Stellungnahme zum Gesetz über den Solidaritätsbeitrag für Betroffene von Medikamententests
14.11.2023
Kanton Thurgau nimmt seine Verantwortung wahr
Mit der gesetzlichen Verankerung eines Solidaritätsbeitrages für Betroffene von Medikamententests zieht der Kanton Thurgau eine Konsequenz aus der bereits erfolgten historischen Untersuchung. Er hat damit eine Vorbildfunktion für andere Kantone. Der Gesetzesentwurf ist eine gute Grundlage, bedarf aber noch einiger Verbesserungen.
Im Zeitraum von 1940 bis 1980 kam es in verschiedenen psychiatrischen Kliniken und anderen Institutionen des Kantons, insbesondere in Münsterlingen, zu Medikamententests an Patientinnen und Patienten, ohne dass diese zuvor aufgeklärt wurden und zugestimmt haben. Solche Tests gab es auch in andern Kantonen. Der Kanton Thurgau war jener Kanton, welcher nach langem Wegschauen als erster reagiert hat: So hat er 1987 das kantonale Gesundheitsgesetz von 1985 um eine Verordnung über die Rechtsstellung der Patient*innen in den kantonalen Einrichtungen des Gesundheitswesens ergänzt. Darüber hinaus rief er als erster Schweizer Kanton eine «medizinisch-ethische Kommission» ins Leben.
Im April dieses Jahres wurde im thurgauischen Kantonsrat die Motion «Es bleibt keine Zeit – Finanzielle Wiedergutmachung für betroffene Menschen von Medikamententests in der psychiatrischen Klinik» vom 23. November 2022 angenommen. Es ist erfreulich, dass der Gesetzesentwurf bereits vorliegt.

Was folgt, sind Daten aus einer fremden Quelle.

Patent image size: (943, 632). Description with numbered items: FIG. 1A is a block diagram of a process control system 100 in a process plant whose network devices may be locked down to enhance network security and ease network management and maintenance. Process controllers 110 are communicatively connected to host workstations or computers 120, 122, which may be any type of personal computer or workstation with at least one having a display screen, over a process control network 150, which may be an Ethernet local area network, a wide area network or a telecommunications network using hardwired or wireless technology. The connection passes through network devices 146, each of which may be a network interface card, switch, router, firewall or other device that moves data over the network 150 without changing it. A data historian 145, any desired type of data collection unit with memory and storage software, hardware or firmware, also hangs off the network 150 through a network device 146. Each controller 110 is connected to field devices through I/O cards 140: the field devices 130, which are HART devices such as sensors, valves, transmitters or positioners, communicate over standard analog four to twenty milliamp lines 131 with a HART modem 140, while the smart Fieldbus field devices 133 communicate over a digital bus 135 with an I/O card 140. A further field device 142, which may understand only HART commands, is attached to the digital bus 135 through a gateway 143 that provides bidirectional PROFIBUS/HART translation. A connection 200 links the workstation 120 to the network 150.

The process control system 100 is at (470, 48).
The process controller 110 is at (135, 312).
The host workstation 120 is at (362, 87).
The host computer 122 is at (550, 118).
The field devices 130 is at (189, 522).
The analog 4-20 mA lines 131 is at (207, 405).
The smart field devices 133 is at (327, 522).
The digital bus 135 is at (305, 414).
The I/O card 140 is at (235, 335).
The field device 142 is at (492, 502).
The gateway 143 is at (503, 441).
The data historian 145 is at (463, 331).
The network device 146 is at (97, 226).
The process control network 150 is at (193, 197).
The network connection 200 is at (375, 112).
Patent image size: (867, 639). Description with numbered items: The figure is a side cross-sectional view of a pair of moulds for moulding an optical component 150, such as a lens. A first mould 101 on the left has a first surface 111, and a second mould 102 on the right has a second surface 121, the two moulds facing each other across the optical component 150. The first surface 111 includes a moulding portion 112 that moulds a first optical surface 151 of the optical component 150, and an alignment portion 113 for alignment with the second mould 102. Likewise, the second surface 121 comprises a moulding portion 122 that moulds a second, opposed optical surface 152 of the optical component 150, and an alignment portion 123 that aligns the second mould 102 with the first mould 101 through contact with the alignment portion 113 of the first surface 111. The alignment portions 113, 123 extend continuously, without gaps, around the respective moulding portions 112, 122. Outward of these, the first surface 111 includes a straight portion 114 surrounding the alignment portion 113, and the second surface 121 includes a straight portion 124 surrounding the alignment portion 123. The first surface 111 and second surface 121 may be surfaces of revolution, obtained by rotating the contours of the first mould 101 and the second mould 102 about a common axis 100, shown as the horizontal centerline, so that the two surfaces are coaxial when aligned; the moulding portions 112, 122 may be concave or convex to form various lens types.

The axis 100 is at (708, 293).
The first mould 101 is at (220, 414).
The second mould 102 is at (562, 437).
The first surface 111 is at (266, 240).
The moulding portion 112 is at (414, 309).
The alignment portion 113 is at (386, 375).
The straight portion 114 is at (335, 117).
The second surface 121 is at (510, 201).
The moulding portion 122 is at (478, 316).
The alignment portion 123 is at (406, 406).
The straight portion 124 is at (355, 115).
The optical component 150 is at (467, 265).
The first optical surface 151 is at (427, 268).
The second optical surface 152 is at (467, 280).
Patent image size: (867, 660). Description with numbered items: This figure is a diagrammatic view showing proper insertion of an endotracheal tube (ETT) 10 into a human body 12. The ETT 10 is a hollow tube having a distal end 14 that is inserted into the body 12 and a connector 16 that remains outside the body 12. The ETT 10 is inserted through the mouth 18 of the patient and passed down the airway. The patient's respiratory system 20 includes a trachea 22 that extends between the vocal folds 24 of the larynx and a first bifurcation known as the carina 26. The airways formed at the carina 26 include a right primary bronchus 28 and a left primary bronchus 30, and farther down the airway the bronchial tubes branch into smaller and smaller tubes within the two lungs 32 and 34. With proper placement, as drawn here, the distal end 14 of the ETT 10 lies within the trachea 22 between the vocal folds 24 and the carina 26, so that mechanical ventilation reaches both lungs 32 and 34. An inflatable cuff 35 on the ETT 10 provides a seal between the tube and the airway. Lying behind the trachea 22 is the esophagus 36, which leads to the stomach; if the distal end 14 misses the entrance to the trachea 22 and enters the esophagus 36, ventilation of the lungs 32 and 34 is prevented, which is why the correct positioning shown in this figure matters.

Ein ähnlicher Vorstoss auf nationaler Ebene wurde im März 2023 abgeschrieben, nachdem er vom Bundesrat zur Ablehnung empfohlen und von den Räten innert zwei Jahren nicht behandelt worden war. Umso wichtiger sind nun Gesetze wie das vorliegende auf kantonaler Ebene. Der Kanton Thurgau hat diesbezüglich Vorbildfunktion für andere Kantone. Diese stehen nämlich nun, da sich der Bund als nicht zuständig erachtet, umso mehr in der Verantwortung.
Der Kanton Thurgau macht mit dem vorliegenden Entwurf für ein Gesetz über den Solidaritätsbeitrag für Betroffene von Medikamententests (GSBM) einen wichtigen Schritt. Er inspiriert damit hoffentlich auch weitere Kantone. Wir beantragen einige Änderungen, damit möglichst allen noch lebenden interessierten Betroffenen der Beitrag ausgerichtet und damit eine Geste der Anerkennung gezeigt werden kann. Als nötig erachten wir insbesondere Beweiserleichterungen, eine unabhängige Beratung der Betroffenen sowie eine stärkere Inpflichtnahme der Pharmabranche.